From addressing the UN to the departure of our director of seven years, 2023 was a big year for Population Matters. Alistair Currie, our Head of Campaigns, looks back – and forward.
As a small organisation with a big task, Population Matters has been guided for the last three years by our organisational strategy. 2023 saw us making strides in every pillar of it.
Central to our strategy is having a global impact, and that has been a theme throughout the year. We participated in the first UN Water Conference in 40 years in March, and April saw us using our status as a UN-accredited organisation to join the annual Commission on Population and Development in New York, where our Campaigns and Content Specialist, Florence, delivered a well-received address to the session. We shall be returning to New York to build on that success next year.
Beyond the UN, a Population Matters delegation was invited to speak at the Fifth International Conference on Sustainability Education in India, where we also took time to meet Indian campaigners and activists and learn about the challenges they face in what is now the world’s most populous country. We will be working with some of those campaigners to develop exciting plans which we will reveal more about in the New Year.
We are also proud to be working with Nigerian partners to launch a landmark Population Conversation roundtable meeting in Abuja in February. That work is being led by our new Partnerships, Advocacy and Voice Manager, Abimbola.
Our grassroots Empower to Plan (E2P) projects continued to go from strength to strength as we welcomed our new E2P Coordinator, Shweta, who launched appeals for YVNO in Albania and NWERO in South Sudan. In early January 2024, we will announce our next E2P partner, delivering vital services directly where they are most needed.
the campaigning year
In addition to our annual Change Champion Awards, we marked World Population Day in July by releasing a significant new report, Power to the People, showing how past population policies have improved lives, and laying out the positive, voluntary actions that help to bring down population growth and empower people.
We also held an online symposium, bringing together global experts to ask ‘Is education the magic bullet?’, the full 90 minutes of which can be viewed online.
This year, we called for action on population growth in the UK, contacting MPs and political leaders, and encouraging our UK supporters to do likewise. That work took place in the light of a growing “baby bust” narrative in the UK, echoing the pronatalist policies increasingly adopted by many governments across the globe, which we have continued to shine a light on.
Meanwhile, reflecting the continued pressure on the natural world, October saw us bolster our HumaNature campaign with a new report on biodiversity loss, by our new Campaign and Media Officer, Madeleine – Vanishing Icons: how population growth is driving our most-loved animals to extinction.
Our strategy also calls for us to tackle the impact of unsustainable consumption which combines with population growth to drive our environmental crises. In the next stage of our We Don’t Buy It campaign, in May we published our iCon report on the corrosive consumerism associated with mobile phone upgrades, something we highlighted again on Black Friday.
reaching more people
We’ve continued to reach new audiences through our online presence and international media work, and the year also saw the launch of our new TikTok channel. With the highest ever number of people joining our mailing list, we know our message is getting through.
a thank you to all our supporters
We could do none of this without our members and supporters, whose individual acts of generosity continue to be our main source of funds. In the spring we held our first annual Spring Action Month, leading into our We are Kindred spring appeal. Excitingly, this year – for the first time since the covid pandemic began – Population Matters fundraisers were able to, literally, run marathons for us! To close out the year on a high, we held our third annual Big Give Christmas Challenge. The appeal was our most successful to date, achieving over 100% of our appeal target and raising over £22,000 in total.
November also saw the departure of our Head of Fundraising, Izi Clery.

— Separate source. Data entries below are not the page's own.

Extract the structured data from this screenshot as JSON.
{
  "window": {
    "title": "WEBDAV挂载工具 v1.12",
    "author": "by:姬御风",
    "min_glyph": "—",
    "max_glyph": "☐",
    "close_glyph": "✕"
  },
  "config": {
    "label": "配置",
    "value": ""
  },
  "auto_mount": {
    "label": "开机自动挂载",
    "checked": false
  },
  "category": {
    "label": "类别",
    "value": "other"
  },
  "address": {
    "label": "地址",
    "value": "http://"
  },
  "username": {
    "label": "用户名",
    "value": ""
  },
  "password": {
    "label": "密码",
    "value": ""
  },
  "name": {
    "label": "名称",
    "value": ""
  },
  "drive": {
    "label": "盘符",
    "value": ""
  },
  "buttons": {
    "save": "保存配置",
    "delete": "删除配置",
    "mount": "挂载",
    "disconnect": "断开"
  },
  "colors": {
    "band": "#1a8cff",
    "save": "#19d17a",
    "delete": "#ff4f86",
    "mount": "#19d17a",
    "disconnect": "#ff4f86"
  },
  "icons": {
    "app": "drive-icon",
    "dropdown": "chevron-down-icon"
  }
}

The first person to occupy that role, Izi and her team of Rob and Anthony have transformed our fundraising over the three years she has been with us – not least in weathering the storms of the pandemic and, most recently, the cost of living crisis, which saw a small drop in our donations but overall, remarkably sustained support. We wish her all the best and look forward to introducing our new Head of Fundraising when he joins us next year.
a big goodbye
So much of the credit for all our achievements this year goes to our director since 2017, Robin Maynard, who announced in the summer that he would be stepping down from his role after seven years at the helm of Population Matters. Robin led our progress from an organisation consisting of just three paid staff supported by volunteers to our current team of 12, a real global presence, and, in the words of a supportive UK parliamentarian, “a focussed voice which has made itself heard”.
In his parting blog, and still committed to being a ‘positive nuisance’ to help change the world for the better, Robin reflected that “Population Matters is better equipped than ever to play a pivotal role in raising awareness, challenging preconceptions and highlighting all the available solutions”.

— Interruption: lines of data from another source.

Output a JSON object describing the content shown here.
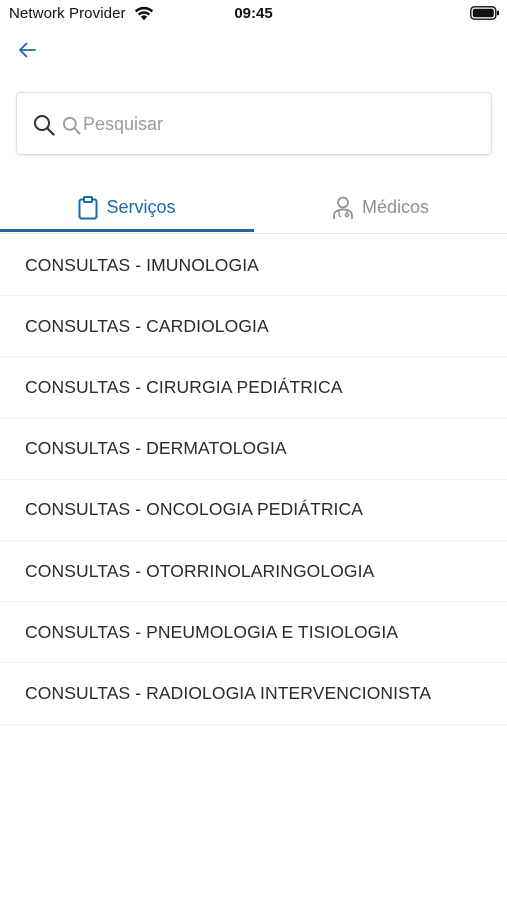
{
  "status_bar": {
    "carrier": "Network Provider",
    "time": "09:45"
  },
  "search": {
    "placeholder": "Pesquisar"
  },
  "tabs": [
    {
      "label": "Serviços",
      "icon": "clipboard-icon",
      "active": true
    },
    {
      "label": "Médicos",
      "icon": "doctor-icon",
      "active": false
    }
  ],
  "services": [
    {
      "label": "CONSULTAS - IMUNOLOGIA"
    },
    {
      "label": "CONSULTAS - CARDIOLOGIA"
    },
    {
      "label": "CONSULTAS - CIRURGIA PEDIÁTRICA"
    },
    {
      "label": "CONSULTAS - DERMATOLOGIA"
    },
    {
      "label": "CONSULTAS - ONCOLOGIA PEDIÁTRICA"
    },
    {
      "label": "CONSULTAS - OTORRINOLARINGOLOGIA"
    },
    {
      "label": "CONSULTAS - PNEUMOLOGIA E TISIOLOGIA"
    },
    {
      "label": "CONSULTAS - RADIOLOGIA INTERVENCIONISTA"
    }
  ],
  "colors": {
    "accent": "#1768b0",
    "inactive_tab": "#8f8f8f",
    "text": "#2b2b2b"
  }
}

The process of recruiting our new director has begun, and we also give thanks to our wonderful board, who have offered fantastic guidance and support to the team as we go through this time of change.
2024 promises to be another exciting year, with a new Executive Director and a new Head of Fundraising joining us, and, most importantly, the development of our next three year strategy, to build on the exciting work we have done and take us to the next level of influence and impact. Watch this space!